The COL element doesn’t have a closing tag, it just self closes like an IMG or BR (br /), so you wouldn’t close it in HTML in just the same fashion you wouldn’t close a BR in HTML but would in XHTML.

Jonathan Snook

Dextro: pretty observant! :) The problem is that IE won’t apply the png hack filter to a cell that doesn’t have a background set. You’ll notice that in the PNG hack example on this page, I actually set the background color to #C00. Let’s hope IE7 gets it right. :)

ark

OK, this is a bit not on the subject, I hope you guys can find a moment to help me out with my little problem…

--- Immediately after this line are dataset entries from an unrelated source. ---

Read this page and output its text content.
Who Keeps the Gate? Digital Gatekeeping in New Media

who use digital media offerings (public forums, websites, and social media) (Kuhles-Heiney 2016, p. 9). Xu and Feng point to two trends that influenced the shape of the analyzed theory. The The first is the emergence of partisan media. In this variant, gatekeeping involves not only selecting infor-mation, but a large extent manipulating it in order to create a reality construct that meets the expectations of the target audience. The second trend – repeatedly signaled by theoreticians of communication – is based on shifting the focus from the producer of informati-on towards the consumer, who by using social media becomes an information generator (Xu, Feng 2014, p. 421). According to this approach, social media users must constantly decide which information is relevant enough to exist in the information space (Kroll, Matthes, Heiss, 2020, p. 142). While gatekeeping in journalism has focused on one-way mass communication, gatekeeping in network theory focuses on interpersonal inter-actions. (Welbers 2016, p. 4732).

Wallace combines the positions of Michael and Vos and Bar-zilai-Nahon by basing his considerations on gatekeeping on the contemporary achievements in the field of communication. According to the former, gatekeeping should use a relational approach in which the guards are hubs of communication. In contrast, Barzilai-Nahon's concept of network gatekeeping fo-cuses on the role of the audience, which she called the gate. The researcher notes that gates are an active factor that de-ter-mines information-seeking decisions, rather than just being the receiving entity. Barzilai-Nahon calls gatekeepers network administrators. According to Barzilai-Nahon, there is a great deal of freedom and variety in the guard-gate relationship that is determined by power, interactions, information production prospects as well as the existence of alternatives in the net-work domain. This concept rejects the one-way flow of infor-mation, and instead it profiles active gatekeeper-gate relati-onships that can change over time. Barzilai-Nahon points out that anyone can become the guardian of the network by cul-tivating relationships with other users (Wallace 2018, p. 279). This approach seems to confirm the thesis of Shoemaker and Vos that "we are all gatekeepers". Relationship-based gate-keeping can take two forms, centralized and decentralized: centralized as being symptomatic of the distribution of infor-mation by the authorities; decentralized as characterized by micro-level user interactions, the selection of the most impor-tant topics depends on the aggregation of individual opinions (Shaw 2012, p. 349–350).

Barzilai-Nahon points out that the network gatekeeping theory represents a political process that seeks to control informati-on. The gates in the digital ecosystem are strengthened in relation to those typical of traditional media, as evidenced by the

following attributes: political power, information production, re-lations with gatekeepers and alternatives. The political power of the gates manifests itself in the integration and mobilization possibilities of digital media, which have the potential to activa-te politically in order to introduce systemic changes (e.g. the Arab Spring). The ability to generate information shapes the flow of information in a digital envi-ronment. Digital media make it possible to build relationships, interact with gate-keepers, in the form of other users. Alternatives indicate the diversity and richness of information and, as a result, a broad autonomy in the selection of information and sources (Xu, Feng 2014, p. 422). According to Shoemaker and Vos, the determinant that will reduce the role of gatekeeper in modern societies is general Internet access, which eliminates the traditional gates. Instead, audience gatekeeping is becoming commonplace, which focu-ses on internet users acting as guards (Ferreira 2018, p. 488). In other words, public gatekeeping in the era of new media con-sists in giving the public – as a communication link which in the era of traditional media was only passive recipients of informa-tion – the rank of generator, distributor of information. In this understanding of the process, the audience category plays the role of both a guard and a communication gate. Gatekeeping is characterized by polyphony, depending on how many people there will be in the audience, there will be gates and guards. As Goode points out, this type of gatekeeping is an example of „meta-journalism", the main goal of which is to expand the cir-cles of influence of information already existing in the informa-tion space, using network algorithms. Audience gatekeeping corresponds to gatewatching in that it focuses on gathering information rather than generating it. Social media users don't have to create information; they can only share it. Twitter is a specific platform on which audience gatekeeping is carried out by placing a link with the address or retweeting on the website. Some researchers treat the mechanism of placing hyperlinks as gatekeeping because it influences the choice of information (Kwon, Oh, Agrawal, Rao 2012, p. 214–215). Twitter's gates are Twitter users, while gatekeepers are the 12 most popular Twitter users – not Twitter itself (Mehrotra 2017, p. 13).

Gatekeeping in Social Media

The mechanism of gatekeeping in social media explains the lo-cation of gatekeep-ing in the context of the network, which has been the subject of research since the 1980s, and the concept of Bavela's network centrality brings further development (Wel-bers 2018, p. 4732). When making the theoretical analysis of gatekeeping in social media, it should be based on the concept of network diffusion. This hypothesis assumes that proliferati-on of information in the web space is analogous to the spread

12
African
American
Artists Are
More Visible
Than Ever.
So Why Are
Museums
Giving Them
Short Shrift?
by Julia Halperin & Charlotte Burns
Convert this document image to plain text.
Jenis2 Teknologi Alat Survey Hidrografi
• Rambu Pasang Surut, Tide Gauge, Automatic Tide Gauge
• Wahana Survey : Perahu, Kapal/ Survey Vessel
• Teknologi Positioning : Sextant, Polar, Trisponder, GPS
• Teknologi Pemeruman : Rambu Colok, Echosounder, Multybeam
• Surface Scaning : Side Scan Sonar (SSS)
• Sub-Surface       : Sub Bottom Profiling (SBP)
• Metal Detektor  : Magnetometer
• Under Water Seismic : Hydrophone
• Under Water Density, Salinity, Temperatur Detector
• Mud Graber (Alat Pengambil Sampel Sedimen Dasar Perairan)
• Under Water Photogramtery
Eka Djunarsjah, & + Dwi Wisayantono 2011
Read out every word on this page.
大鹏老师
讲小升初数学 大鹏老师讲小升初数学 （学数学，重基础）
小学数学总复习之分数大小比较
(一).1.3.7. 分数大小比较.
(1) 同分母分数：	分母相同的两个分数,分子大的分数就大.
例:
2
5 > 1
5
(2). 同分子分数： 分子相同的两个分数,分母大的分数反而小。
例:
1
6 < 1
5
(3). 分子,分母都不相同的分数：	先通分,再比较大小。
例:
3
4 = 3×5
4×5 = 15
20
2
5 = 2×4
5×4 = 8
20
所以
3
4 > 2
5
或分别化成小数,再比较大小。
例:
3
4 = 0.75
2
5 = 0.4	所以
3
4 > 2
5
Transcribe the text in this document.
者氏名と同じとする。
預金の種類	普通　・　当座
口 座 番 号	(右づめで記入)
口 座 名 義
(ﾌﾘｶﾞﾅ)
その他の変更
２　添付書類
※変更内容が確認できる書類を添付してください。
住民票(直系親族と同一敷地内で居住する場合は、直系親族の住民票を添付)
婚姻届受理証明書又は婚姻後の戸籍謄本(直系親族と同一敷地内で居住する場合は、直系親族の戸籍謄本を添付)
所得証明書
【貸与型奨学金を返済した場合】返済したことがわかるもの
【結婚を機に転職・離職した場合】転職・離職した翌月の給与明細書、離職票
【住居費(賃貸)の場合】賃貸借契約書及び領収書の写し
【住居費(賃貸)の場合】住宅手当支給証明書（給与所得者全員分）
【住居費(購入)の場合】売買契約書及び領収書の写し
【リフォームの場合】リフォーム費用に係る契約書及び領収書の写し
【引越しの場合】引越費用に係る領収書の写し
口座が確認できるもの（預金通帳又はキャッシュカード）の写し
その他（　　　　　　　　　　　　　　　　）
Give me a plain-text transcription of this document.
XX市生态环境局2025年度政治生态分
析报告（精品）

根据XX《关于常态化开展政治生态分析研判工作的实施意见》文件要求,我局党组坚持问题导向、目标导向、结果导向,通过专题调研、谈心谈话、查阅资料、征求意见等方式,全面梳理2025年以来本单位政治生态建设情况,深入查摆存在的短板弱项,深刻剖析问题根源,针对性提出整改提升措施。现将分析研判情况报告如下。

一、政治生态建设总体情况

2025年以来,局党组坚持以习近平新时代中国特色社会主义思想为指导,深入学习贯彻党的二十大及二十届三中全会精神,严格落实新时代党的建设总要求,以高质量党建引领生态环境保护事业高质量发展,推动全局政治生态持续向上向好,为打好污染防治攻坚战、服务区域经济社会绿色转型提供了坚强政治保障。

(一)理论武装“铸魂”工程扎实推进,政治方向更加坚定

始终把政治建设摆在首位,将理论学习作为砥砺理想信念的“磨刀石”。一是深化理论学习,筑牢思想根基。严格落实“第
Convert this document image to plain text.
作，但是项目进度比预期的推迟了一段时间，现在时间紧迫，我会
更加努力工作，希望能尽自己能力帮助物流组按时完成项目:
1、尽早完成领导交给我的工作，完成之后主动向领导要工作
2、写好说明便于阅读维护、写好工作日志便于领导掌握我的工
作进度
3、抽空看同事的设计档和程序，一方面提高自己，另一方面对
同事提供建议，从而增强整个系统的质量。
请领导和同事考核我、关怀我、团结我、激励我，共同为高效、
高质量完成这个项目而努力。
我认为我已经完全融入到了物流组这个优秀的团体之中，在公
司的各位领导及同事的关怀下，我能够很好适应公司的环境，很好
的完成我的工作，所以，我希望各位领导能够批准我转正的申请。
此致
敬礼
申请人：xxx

My strong part is the server-side scripting, so I have a server-side script that generates images for rounded corners.

I have a library of my functions, so I can use this script on all of sites I develop, from a single file.

Point is it’s a single piece of code that generates rounded corners on both these sites: http://www.haroldauto.com/edit:1:43t243r and http://www.bmw-speedometer-repair.com/Safety.html

If someone could have a look and tell me why does the second site shows a bit of the wrong image in the top right corner, I would appreciate it very much.

It’s a single script on the server, and CSS/XHTML is not my strong side, I tried to make the css(at least the relevant css(I thought)), the same on both sites, but something must be off.

thanks,

ark

FataL

Opera for now is the one browser that can style TBODY (tbodies) – in the example only Opera has border after TBODY.

Opera 9 TP1 has pretty good rendering for last example.

Too bad that all browsers have so little support for styling COLs and COLGROUPs.

David Singleton

Another nice article.

Good to see more people being made aware of thead, tbody, tfoot and the usefulness of cols and colgroups, although a shame that there’s no mention of very useful caption tag or the acessability enhancing summary attribute.

@ FataL: There’s a good reason and explanation why browsers are limited in col styling, with the exception of IE, oddly.